Benim hayatımda da elbet kahramanlar, anti-kahramanlar, kader arkadaşları, dert ortakları ve kötü adamlar var. Fakat ben, özel tarihimde kapladığı kısacık süreye rağmen yaşantımın akışını değiştiren birinden, yani hayatımın ‘Beşinci Adamı’ndan, söz etmek istiyorum.
Benim beşinci adamım silik biriydi. Ya da öyle değildi de öyle görünmeyi yeğliyordu diyelim. Hani şu hep bir köşede sessizce durup izleyenlerden. Çok düşünceli bir adamdı aslında. Yeni tanıştığımız dönemde bir kere kantinde karşılaşmıştık. Hafızam her zamanki gibi beni yine yarı yolda bırakmış ve ismini hatırlayamamıştım. Ben bunu düşünüp renkten renge girerken, o annesinin kendisine seslenişiyle ilgili komik bir olayı anlatma bahanesiyle bana ismini hatırlatmış ve zarif bir şekilde beni bu tatsız durumdan kurtarmıştı.

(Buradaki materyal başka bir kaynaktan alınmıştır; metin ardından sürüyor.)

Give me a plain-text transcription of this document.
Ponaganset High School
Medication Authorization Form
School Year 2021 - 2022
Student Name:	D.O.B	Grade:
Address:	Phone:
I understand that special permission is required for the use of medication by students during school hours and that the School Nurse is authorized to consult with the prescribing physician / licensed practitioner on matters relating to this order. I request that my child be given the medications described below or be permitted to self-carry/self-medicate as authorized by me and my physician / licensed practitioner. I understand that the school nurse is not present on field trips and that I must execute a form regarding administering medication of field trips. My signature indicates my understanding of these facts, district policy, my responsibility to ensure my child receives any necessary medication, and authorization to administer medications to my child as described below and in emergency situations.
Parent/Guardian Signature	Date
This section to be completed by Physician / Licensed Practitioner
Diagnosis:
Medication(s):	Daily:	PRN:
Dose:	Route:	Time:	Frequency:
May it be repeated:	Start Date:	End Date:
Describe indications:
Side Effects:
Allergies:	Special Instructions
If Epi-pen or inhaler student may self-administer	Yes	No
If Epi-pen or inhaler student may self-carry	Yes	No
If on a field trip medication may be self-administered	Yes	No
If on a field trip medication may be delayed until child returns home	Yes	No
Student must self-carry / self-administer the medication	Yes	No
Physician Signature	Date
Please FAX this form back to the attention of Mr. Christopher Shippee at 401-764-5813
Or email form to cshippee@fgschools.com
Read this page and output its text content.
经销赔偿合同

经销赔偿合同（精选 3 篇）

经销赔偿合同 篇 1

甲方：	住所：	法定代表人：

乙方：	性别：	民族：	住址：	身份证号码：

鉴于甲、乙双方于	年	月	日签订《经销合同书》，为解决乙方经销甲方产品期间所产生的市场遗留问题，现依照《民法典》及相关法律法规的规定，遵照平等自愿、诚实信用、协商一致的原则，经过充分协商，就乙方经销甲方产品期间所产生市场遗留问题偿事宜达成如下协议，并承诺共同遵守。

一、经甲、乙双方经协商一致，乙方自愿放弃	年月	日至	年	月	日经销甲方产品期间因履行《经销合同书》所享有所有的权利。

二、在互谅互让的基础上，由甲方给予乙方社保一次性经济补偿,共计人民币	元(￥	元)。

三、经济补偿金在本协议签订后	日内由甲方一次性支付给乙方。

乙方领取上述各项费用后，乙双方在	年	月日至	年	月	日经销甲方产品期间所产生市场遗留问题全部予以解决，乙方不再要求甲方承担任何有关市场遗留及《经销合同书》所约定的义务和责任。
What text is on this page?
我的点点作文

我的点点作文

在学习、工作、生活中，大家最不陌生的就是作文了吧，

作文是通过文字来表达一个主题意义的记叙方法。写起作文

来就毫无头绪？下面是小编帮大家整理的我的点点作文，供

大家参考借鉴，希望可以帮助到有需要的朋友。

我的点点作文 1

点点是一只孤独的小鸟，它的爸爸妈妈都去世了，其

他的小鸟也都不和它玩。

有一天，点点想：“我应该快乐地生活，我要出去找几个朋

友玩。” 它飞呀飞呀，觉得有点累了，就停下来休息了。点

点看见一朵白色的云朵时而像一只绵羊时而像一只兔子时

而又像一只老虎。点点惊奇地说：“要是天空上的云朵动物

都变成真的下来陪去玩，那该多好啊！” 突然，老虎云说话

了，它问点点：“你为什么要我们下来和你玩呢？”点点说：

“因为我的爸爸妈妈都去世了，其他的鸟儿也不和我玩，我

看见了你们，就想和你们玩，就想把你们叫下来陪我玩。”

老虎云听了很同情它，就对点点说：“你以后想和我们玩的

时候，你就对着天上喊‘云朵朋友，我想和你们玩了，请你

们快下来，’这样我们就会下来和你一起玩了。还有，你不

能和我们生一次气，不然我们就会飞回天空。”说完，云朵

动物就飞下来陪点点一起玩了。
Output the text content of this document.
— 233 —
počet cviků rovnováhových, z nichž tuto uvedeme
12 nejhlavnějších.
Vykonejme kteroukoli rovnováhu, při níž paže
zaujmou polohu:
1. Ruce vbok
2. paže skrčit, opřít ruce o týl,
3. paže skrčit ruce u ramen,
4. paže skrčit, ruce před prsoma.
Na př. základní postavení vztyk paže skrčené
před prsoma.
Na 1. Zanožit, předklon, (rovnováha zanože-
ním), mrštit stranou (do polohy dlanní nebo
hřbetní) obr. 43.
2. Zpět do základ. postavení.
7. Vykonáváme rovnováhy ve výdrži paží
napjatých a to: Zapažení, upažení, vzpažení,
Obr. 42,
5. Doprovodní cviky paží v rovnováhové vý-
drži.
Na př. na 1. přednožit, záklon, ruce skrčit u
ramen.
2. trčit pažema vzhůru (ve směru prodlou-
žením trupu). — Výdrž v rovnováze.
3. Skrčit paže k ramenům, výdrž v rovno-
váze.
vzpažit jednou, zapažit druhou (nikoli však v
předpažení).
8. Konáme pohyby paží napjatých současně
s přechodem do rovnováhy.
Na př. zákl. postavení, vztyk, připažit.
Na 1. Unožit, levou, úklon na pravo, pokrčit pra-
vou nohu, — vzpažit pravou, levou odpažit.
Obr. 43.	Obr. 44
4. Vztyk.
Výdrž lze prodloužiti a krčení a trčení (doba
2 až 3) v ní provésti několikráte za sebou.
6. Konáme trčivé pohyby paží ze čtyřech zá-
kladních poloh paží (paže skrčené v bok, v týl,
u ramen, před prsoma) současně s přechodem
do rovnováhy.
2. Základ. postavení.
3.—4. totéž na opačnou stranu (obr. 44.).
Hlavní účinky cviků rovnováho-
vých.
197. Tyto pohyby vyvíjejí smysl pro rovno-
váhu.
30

Sonra sıkça görüşmeye başladık. O hekimdi ama bir yandan da felsefe okuyordu. Bir kıza aşıktı, biliyordum. Ama bu konuda pek konuşmuyordu. Aslında herhangi bir konuda pek konuşmuyordu. Akşamüstleri gelip benim divana kurulur, çay içerken sessiz sessiz otururdu. Bazen usulcacık bir sesle Kierkegaard’dan bahsederdi. Ona göre en büyük düşünür oydu.
Hisar’da yarı beline kadar yerin altında kalmış küçük bir dairede yaşıyordum. Ev, yarısı mutfak olan tek bir odadan oluşuyordu. İçeride sürekli kaynayan çayın buharı odayı doldurup camları buğu yapmadığı zamanlarda pencereden insanların bacaklarını seyreder eğlenirdik. Kimi zaman bacaklara not verir, kimi zaman da bacağı böyle olan adamın üstü nasıldır diye bahse girerdik. Sonucu görmek için hemen yan pencereden bakmak yetiyordu: Yokuştan inenleri arkalarından seyredebiliyorduk. Bu bahisleri genellikle o kazanırdı.
O sene, bütün bir kış boyunca bana gelip gitti. Varlığımı rahatlatıcı bulduğunu düşünüyordum. Benim de bir itirazım yoktu. Çok zeki, çok incelikleri olan bir adamdı. Benim görmediğim şeyleri farkedebiliyordu. Onunla konuşmaktan büyük keyif alıyordum. Ama aslında kendimle uğraştığım bir seneydi. Kafam karmakarışıktı. Ne yapmak istediğimi bilmiyordum. Yanlış insanlara aşık oluyor, yanlış hedeflere koşuyor, bir türlü peşimi bırakmayan bir huzursuzluk içinde yaşıyordum. Hep anlamadığım bir şeyler vardı. Hep bir şeyleri çözmem gerekiyordu. Telaşlı, sabırsız ve hırçındım. Şimdi geriye baktığımda farkediyorum ki, sadece kendimden bahsediyor ve sadece kendimle ilgileniyordum.
O ise hep dinliyordu. Her zaman sakin ve huzurlu görünüyordu. Çaylar, kahveler ve içkiler içtik, bir sürü akşamüstü ile geceyi aynı şekilde geçirdik. O divanda sessiz ve ağır. Ben odanın içinde oradan oraya yürüyüp konuşarak, anlatarak, söylenerek ve hatta kimi zaman ağlayarak.
Bir öğleden sonra, pencerede bir tıkırtı duydum. Kafamı kaldırıp baktım, oydu. Bacaklarından tanıdım, ince uzun örümcek adam bacaklarından. Eğilip gülümsedi. “Bugün biraz dolaşacağım, yarın uğrarım,” dedi. Bahar gelmişti. Dışarıda güzel bir hava vardı. Yandaki pencereye koşup arkasından baktım. Vücudunun geri kalanı ince bacaklarına hiç benzemiyordu. O kadar uzun boylu biri için, çok dengeli bir şekilde yürüyordu. O dimdik yokuşu garip bir güvenle, hiç sallanmadan iniyordu.
Bu onu son görüşüm oldu.
Ölümünün ardından hep aynı şeyi düşündüm: Ona dair bildiğim ne vardı? Bu dünyada benden başka birilerinin de olduğunun ayırdında mıydım? Kimdi onlar? Ne düşünür, ne hissederlerdi?
Beşinci Adam, geldiği gibi birdenbire hayatımdan çıkıp gitti. Ama ondan sonra bir daha hiç bir şey eskisi gibi olmadı.